There is a battle going on, that at times seems quite obvious and present to many of us, and at other times is silent, covertly conducted and a little insidious. It's the battle for the truth.
I recently saw an article in Canada's national newspaper The Globe and Mail about journalists who had been killed this year. This was a piece no doubt prompted by the murder of Jamal Khashoggi in Turkey. It's an interesting read and
here if you want to look it over - but please come back. It highlights the places where journalists are seemingly most at risk such as war-torn countries, and where there is strife and discord too. For example, according to this article there have been four journalists killed in each of the US and Mexico while only one in Saudi Arabia. Makes you scratch your chin a little.

In telling the stories of those newsmen and women, it skirts around the bigger issue of who owns truth in our society. Truth in this case being objective, clear facts versus opinions and hypothesis. There is clearly a struggle going on in may countries about 'fake news', the kind of things that mean silly conspiracies rolled out to gullible Facebook groups, but also the increasingly large amount of
spin pushed out by politicians to flatter their own narratives - and called spin in outright manners in papers, radio, TV and social media. Anyone that disagrees with "my version" of the truth, is doing fake news therefore, and if I have a microphone in my face, I'll scream that from the towers I control. That is troubling obviously, and so far I don't think I've said anything new or particularly enlightening.
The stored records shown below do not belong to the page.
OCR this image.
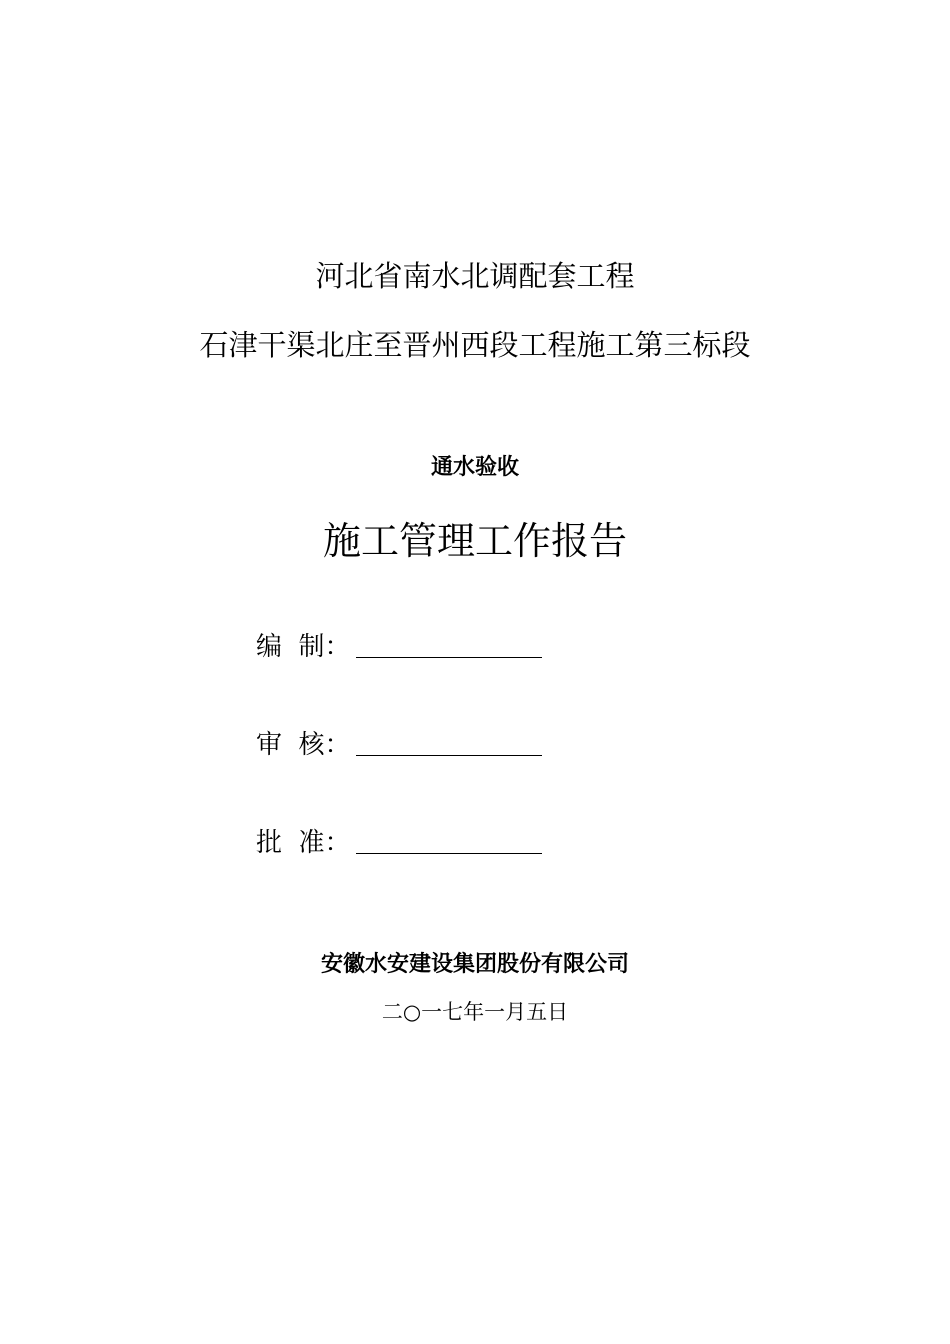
河北省南水北调配套工程
石津干渠北庄至晋州西段工程施工第三标段
通水验收
施工管理工作报告
编  制：
审  核：
批  准：
安徽水安建设集团股份有限公司
二○一七年一月五日
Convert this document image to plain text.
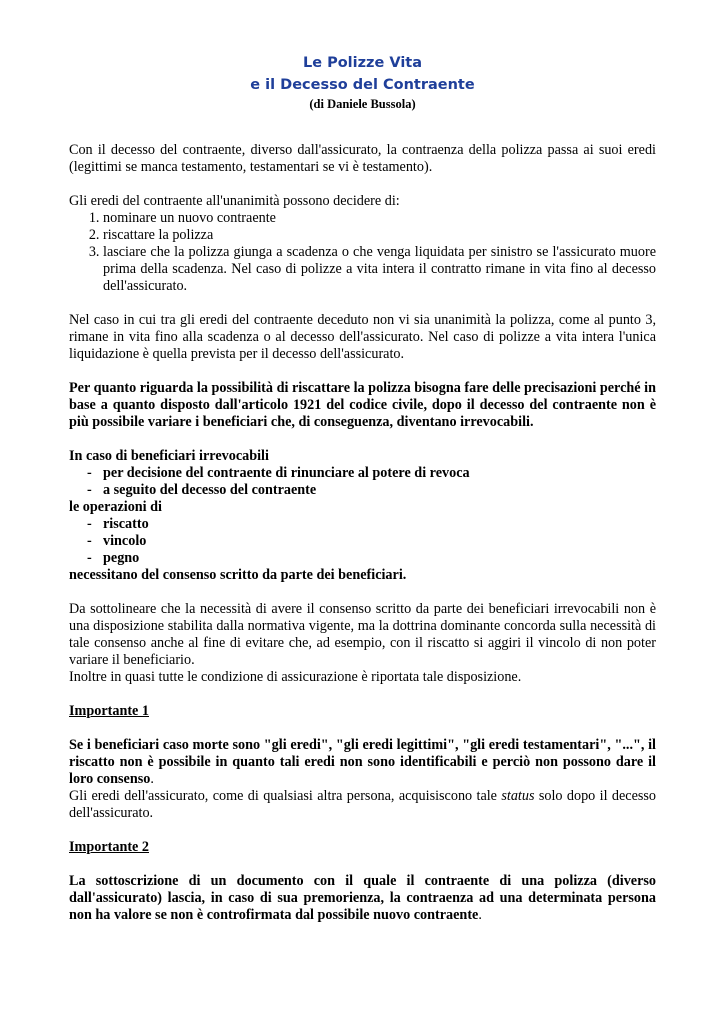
Le Polizze Vita
e il Decesso del Contraente
(di Daniele Bussola)

Con il decesso del contraente, diverso dall'assicurato, la contraenza della polizza passa ai suoi eredi (legittimi se manca testamento, testamentari se vi è testamento).

Gli eredi del contraente all'unanimità possono decidere di:

1. nominare un nuovo contraente
2. riscattare la polizza
3. lasciare che la polizza giunga a scadenza o che venga liquidata per sinistro se l'assicurato muore prima della scadenza. Nel caso di polizze a vita intera il contratto rimane in vita fino al decesso dell'assicurato.

Nel caso in cui tra gli eredi del contraente deceduto non vi sia unanimità la polizza, come al punto 3, rimane in vita fino alla scadenza o al decesso dell'assicurato. Nel caso di polizze a vita intera l'unica liquidazione è quella prevista per il decesso dell'assicurato.

Per quanto riguarda la possibilità di riscattare la polizza bisogna fare delle precisazioni perché in base a quanto disposto dall'articolo 1921 del codice civile, dopo il decesso del contraente non è più possibile variare i beneficiari che, di conseguenza, diventano irrevocabili.

In caso di beneficiari irrevocabili

- per decisione del contraente di rinunciare al potere di revoca
- a seguito del decesso del contraente

le operazioni di

- riscatto
- vincolo
- pegno

necessitano del consenso scritto da parte dei beneficiari.

Da sottolineare che la necessità di avere il consenso scritto da parte dei beneficiari irrevocabili non è una disposizione stabilita dalla normativa vigente, ma la dottrina dominante concorda sulla necessità di tale consenso anche al fine di evitare che, ad esempio, con il riscatto si aggiri il vincolo di non poter variare il beneficiario.

Inoltre in quasi tutte le condizione di assicurazione è riportata tale disposizione.

Importante 1

Se i beneficiari caso morte sono "gli eredi", "gli eredi legittimi", "gli eredi testamentari", "...", il riscatto non è possibile in quanto tali eredi non sono identificabili e perciò non possono dare il loro consenso.

Gli eredi dell'assicurato, come di qualsiasi altra persona, acquisiscono tale status solo dopo il decesso dell'assicurato.

Importante 2

La sottoscrizione di un documento con il quale il contraente di una polizza (diverso dall'assicurato) lascia, in caso di sua premorienza, la contraenza ad una determinata persona non ha valore se non è controfirmata dal possibile nuovo contraente.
On the face of it, journalists would prefer to think that they own the truth, and it's their role in the fifth estate to shine a light into the dark corners of the political or business establishment. That is the legacy model from the 1950's-1980's with the Walter Conkite's and Bob Woodward's of the world leading the charge. But these days, there is little to distinguish a Lou Dobbs on FoxTV in the US from a pulitzer prize winning print journalist from the New York Times, The Times in the UK or China Daily - all are journalists, objectively. What separates them is the imposition of their biases, opinions and subject matter and perspective selections in the issues they cover. Now, at times it's obvious as in the case of the US's Fox Network, but it's just as obvious for the Guardian in England or the aforementioned China Daily. What doesn't tend to happen is the admission of these biases clearly. So my review of the 'News' as I hope to get the truth is impacted significantly and imperceptibly and I am exposed to a manipulated media message that wants me to stay tuned for commercial or political reasons. So where's the truth?
Some news organizations such as BBC or Canada's CBC would have you think that they are apolitical, but minimally they reflect their societies norms and opinions as wealthy (white predominately) people from the Western world using their own moral compass to view the balance of the planet. My point here is that there is not a news organization that is truly objective out there, and hence, they can't own the truth as everyone tries to spin it to speak to their own audiences, and keep attracting them.
So where does that leave us, those that want to know an objective, clear set of facts so we can develop informed opinions and act ? I think it leaves us on our own, with a monumental task of sifting through a deluge of daily dross to figure things out. The scope of that task is huge, and so it's little wonder my neighbour, friends and possibly my own family have elected to just get carried away on someone else's commentary that seems to roughly align to their own opinions. The truth is out there, it's just becoming really, really difficult to see and hear, and many have given up that struggle.
Who owns the truth ? I do, you do, we each do.